Folding in East Africa
In this region, folding is less prominent than in other parts of the world. Folding did not cause high mountains as the crust consists of mostly hard basement rocks which fractures when compressed or cannot glide. However minor folds are found in some areas of East Africa.
In Uganda, simple folding occurred in three main areas namely, the Karagwe-Ankole rock systems, the Buganda-Toro rock systems like along the Kampala-Mityana road, Kampala-Entebbe road and Mabira along Kampala-Jinja road, and in the gneiss complex of northern Uganda where simple folding led to the formation of Watian series with east-west axis as well as the Aruan series with steep axial planes in a north-south direction.

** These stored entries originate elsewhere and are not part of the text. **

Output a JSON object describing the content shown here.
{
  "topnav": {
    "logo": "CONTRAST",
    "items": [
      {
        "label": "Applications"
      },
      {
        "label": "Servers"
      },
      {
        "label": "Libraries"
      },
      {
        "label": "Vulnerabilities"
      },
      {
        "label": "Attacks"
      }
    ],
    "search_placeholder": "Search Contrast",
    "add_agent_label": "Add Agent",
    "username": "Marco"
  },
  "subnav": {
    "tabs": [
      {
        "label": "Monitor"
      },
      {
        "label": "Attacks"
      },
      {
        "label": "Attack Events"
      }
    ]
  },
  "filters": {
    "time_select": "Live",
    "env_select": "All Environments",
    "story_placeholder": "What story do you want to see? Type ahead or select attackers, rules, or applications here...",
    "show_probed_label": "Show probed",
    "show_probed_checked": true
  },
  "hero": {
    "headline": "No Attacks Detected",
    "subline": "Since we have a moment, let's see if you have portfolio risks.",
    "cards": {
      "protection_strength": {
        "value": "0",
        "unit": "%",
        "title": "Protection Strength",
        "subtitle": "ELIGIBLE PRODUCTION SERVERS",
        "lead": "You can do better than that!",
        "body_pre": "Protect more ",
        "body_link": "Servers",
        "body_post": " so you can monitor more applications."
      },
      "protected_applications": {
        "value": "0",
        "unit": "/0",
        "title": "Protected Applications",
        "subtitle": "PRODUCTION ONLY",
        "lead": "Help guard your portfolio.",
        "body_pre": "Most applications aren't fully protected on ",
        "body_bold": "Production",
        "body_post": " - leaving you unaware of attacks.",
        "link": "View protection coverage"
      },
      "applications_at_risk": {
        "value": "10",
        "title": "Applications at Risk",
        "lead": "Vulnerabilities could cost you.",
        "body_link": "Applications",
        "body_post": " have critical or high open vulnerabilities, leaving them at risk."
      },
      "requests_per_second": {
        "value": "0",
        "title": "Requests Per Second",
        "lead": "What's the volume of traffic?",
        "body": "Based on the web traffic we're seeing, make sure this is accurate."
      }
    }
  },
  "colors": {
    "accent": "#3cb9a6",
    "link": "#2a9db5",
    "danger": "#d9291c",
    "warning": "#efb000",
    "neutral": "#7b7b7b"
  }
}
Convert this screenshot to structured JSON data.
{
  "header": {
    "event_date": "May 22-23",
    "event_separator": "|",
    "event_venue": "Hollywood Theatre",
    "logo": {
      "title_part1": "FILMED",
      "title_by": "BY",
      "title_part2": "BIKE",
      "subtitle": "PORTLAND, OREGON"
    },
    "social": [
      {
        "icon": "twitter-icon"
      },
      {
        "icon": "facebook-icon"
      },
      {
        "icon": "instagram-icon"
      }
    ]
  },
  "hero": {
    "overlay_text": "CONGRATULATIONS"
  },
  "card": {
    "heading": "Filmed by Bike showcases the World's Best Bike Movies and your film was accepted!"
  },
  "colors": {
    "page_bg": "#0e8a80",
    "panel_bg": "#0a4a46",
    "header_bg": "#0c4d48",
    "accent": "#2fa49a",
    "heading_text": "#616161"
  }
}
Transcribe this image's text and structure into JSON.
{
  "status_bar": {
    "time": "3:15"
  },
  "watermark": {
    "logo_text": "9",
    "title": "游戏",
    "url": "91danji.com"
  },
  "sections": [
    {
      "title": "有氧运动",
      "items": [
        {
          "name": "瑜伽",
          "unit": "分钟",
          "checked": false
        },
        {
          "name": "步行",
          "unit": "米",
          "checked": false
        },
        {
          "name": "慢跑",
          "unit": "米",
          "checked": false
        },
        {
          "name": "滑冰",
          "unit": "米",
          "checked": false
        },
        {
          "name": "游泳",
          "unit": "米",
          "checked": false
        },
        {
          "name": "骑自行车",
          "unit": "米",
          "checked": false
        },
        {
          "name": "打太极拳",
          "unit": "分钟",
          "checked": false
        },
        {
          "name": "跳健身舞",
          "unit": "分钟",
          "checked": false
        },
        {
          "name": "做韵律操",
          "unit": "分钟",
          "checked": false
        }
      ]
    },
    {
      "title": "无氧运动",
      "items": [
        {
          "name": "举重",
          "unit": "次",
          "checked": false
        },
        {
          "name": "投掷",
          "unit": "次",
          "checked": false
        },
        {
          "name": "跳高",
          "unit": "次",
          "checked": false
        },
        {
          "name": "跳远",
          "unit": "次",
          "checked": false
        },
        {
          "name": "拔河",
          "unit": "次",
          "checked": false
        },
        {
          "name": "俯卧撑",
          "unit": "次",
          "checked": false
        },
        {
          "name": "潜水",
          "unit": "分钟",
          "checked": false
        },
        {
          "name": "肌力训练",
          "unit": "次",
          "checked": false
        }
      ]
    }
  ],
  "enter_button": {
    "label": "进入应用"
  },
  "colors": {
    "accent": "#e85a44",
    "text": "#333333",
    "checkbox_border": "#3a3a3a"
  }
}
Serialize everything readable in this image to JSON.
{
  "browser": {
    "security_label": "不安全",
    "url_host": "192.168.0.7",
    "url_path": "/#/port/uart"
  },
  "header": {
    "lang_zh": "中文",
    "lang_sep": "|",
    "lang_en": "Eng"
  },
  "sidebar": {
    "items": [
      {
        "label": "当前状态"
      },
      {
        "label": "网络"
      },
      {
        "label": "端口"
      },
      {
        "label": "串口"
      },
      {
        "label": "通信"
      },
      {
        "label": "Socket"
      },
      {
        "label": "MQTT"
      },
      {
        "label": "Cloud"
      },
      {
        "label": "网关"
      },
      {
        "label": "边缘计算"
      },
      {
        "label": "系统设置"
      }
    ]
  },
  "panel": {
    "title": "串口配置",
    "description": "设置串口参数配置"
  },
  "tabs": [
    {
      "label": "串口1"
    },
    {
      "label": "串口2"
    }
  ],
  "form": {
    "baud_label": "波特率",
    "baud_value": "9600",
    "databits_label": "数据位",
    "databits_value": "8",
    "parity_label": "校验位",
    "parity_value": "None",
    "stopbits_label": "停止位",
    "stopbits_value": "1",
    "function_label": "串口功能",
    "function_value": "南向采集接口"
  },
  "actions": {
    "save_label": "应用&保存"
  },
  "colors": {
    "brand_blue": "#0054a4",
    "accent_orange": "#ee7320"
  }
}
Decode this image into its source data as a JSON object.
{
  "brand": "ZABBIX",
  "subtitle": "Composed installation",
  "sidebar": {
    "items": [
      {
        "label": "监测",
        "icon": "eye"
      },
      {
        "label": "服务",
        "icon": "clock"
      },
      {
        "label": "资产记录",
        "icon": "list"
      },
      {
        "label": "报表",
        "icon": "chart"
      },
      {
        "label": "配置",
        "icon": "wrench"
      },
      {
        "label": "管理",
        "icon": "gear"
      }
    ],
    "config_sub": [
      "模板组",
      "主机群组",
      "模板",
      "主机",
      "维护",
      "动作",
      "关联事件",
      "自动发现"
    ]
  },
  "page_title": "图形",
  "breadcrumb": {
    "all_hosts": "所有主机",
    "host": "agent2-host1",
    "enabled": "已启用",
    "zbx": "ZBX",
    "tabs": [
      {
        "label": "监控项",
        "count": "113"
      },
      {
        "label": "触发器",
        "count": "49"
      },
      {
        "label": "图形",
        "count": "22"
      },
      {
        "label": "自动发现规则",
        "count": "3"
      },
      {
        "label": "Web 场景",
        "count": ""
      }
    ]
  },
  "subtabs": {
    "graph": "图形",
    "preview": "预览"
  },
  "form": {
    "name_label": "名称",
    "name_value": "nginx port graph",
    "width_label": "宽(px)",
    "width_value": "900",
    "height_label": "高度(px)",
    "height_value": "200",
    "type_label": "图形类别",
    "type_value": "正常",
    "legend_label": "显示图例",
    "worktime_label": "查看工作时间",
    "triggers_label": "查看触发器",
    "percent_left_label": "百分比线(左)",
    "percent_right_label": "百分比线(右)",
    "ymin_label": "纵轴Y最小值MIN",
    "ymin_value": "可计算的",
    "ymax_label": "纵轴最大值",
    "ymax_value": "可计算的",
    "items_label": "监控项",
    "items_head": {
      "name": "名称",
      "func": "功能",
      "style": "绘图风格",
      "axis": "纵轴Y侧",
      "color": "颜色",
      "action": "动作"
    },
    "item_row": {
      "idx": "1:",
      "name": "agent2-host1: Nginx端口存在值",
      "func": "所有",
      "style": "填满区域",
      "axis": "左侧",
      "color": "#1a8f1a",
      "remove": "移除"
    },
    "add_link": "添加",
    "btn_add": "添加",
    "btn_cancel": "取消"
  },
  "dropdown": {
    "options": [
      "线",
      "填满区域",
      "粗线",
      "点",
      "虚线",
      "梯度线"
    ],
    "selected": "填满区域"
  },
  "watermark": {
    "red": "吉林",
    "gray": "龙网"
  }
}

In Kenya and Tanzania, the Nyanzanian-Kavirondian, Bukoban and Mozambique belt experienced folding. The results of folding led to the formation of Ukamba folds in Kenya, as well as Usagaran and Dodoma folds in Tanzania. Most folds in East Africa result from gravity gliding.
Types of folds.
Folds are also classified according to their shape and angle.
Symmetrical fold
If the axial plane along which a fold occurs is vertical, the resulting fold is a symmetrical fold. This is the simplest type of fold. The rocks have not been turned upside down, and the crests of the waves are called anticlines and the troughs are called synclines.
Asymmetrical Fold
If one side of the fold is steeper than the other and tilted, the fold is termed asymmetrical. It means that the force causing the bend was stronger on one side.
Over Fold of overturn Fold
Sometimes the force on one side of the fold is so strong that the fold is pushed over on it’s side in an overturn.
Recumbent fold
With continued compression, the over fold turns into a recumbent fold.